The Record-Breaking Surge
On Monday, the Anglo-Australian miner's stock broke through the $150 barrier on the ASX for the first time in history. It closed the session at $149.59, marking a daily gain of $1.90. This milestone caps off an impressive 12-month run, with Rio's share price climbing 30 per cent over the past year.
The rally is underpinned by a dual engine: a powerful resurgence in demand for lithium, a critical battery metal, and iron ore prices that have stubbornly remained above $US100 per tonne, defying earlier market forecasts.
Stausholm's Counter-Cyclical Masterstroke
The foundation for this success was laid in March last year by then-CEO Jakob Stausholm. In a bold move, he steered Rio Tinto to complete the $11 billion acquisition of Arcadium Lithium. The deal was struck when lithium prices were languishing, with spodumene concentrate trading at less than $US850 per tonne.
Mr Stausholm further committed billions to develop the company's broader lithium portfolio. However, the strategy faced immediate headwinds as lithium prices plunged further, with spodumene concentrate sinking below $US600/t by June 2025. This downturn tested the board's patience, leading to Stausholm's replacement by Simon Trott in July 2025.

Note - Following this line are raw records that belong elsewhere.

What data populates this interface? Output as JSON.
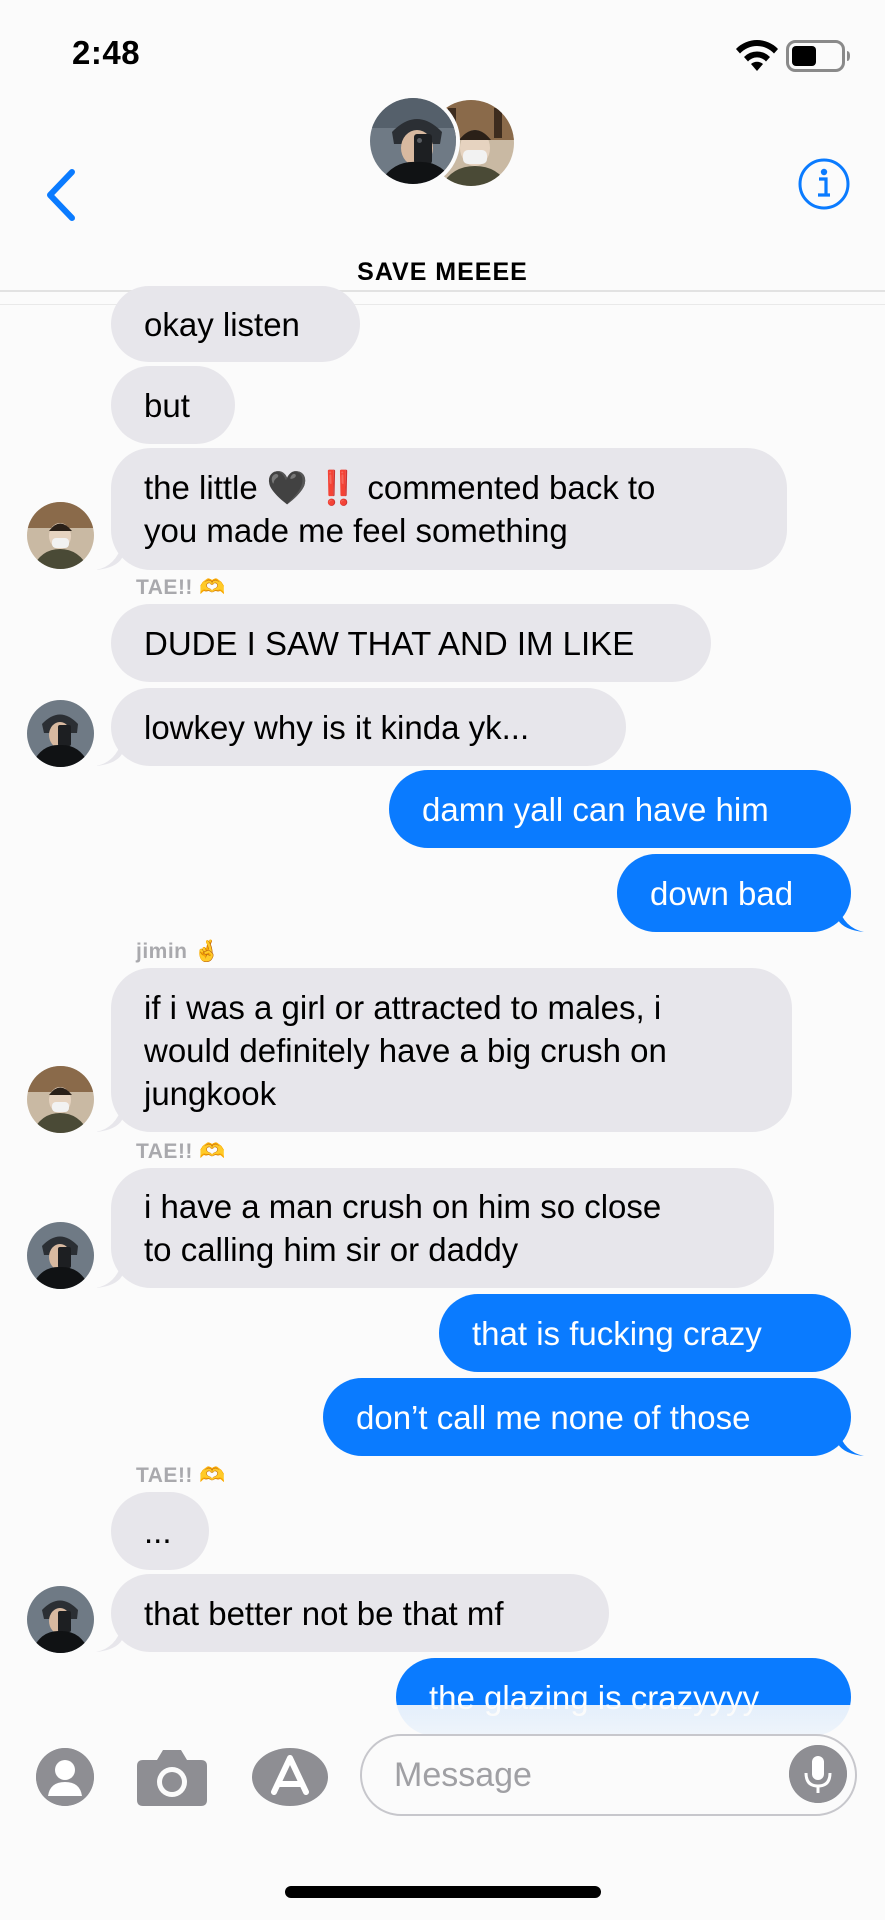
{
  "status_bar": {
    "time": "2:48"
  },
  "header": {
    "group_name": "SAVE MEEEE"
  },
  "colors": {
    "accent": "#0a7bff",
    "incoming_bubble": "#e7e6eb",
    "sender_name": "#a9a9ad"
  },
  "messages": [
    {
      "text": "okay listen"
    },
    {
      "text": "but"
    },
    {
      "text": "the little 🖤 ‼️ commented back to\nyou made me feel something"
    },
    {
      "sender": "TAE!! 🫶",
      "text": "DUDE I SAW THAT AND IM LIKE"
    },
    {
      "text": "lowkey why is it kinda yk..."
    },
    {
      "text": "damn yall can have him"
    },
    {
      "text": "down bad"
    },
    {
      "sender": "jimin 🤞",
      "text": "if i was a girl or attracted to males, i\nwould definitely have a big crush on\njungkook"
    },
    {
      "sender": "TAE!! 🫶",
      "text": "i have a man crush on him so close\nto calling him sir or daddy"
    },
    {
      "text": "that is fucking crazy"
    },
    {
      "text": "don’t call me none of those"
    },
    {
      "sender": "TAE!! 🫶",
      "text": "..."
    },
    {
      "text": "that better not be that mf"
    },
    {
      "text": "the glazing is crazyyyy"
    }
  ],
  "composer": {
    "placeholder": "Message"
  },
  "icons": {
    "back": "chevron-left-icon",
    "info": "info-icon",
    "wifi": "wifi-icon",
    "battery": "battery-icon",
    "contact": "person-icon",
    "camera": "camera-icon",
    "appstore": "app-store-icon",
    "mic": "microphone-icon"
  }
}
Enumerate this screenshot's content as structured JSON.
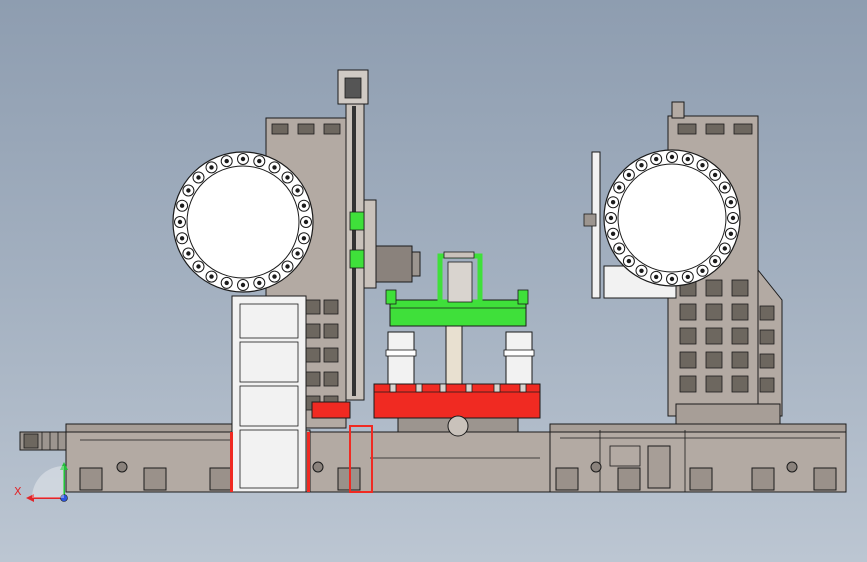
{
  "viewport": {
    "background_top": "#8e9db0",
    "background_bottom": "#bcc6d2"
  },
  "colors": {
    "casting": "#b3aaa3",
    "casting_dark": "#8a827c",
    "outline": "#1b1b1b",
    "window": "#6d675f",
    "fixture_green": "#3fe03a",
    "table_red": "#f02a22",
    "tool_white": "#ffffff",
    "column_white": "#f2f2f2",
    "axis_x": "#e0262a",
    "axis_y": "#22c03a",
    "axis_z": "#2b55e0"
  },
  "axis_triad": {
    "x_label": "X",
    "y_label": "Y",
    "z_label": "Z"
  },
  "components": {
    "left_tool_magazine_pockets": 24,
    "right_tool_magazine_pockets": 24,
    "left_column_window_rows": 6,
    "right_column_window_rows": 6
  }
}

The Lithium Rebound and Strategic Refocus
The tide turned dramatically in the final quarter of 2025. Lithium prices rebounded sharply, now sitting above $US1550/t. This surge was fuelled by mine closures in China and skyrocketing demand for battery commodities, particularly for energy storage systems like the Tesla Powerwall.
Under new leadership, Rio Tinto has refined its lithium strategy. Simon Trott stated in October that the company would only advance "the very best" of its many lithium projects, setting an exceptionally high bar. He subsequently scrapped the contentious Jadar project in Serbia and effectively closed the door on restarting the mothballed Mt Cattlin mine in Western Australia.
Rio's lithium focus is now concentrated on brine operations in South America and battery-grade processing plants in Asia and North America.
This strategic pivot into lithium sets Rio apart from its main Pilbara iron ore rivals, BHP and Fortescue, which have no lithium exposure. Both companies are currently trading well below their own historical share price peaks.
The lithium sector's revival has ignited ASX-listed producers, with stocks like Pilbara Minerals (PLS) and Liontown Resources more than doubling in value since September.
Despite the share price celebration, Rio Tinto is not without internal challenges. Mr Trott indicated in the latter half of last year that the company must take a hard look at reducing organisational layers and improving cost efficiency, signalling a wave of white-collar job cuts is on the horizon for the dual-listed giant.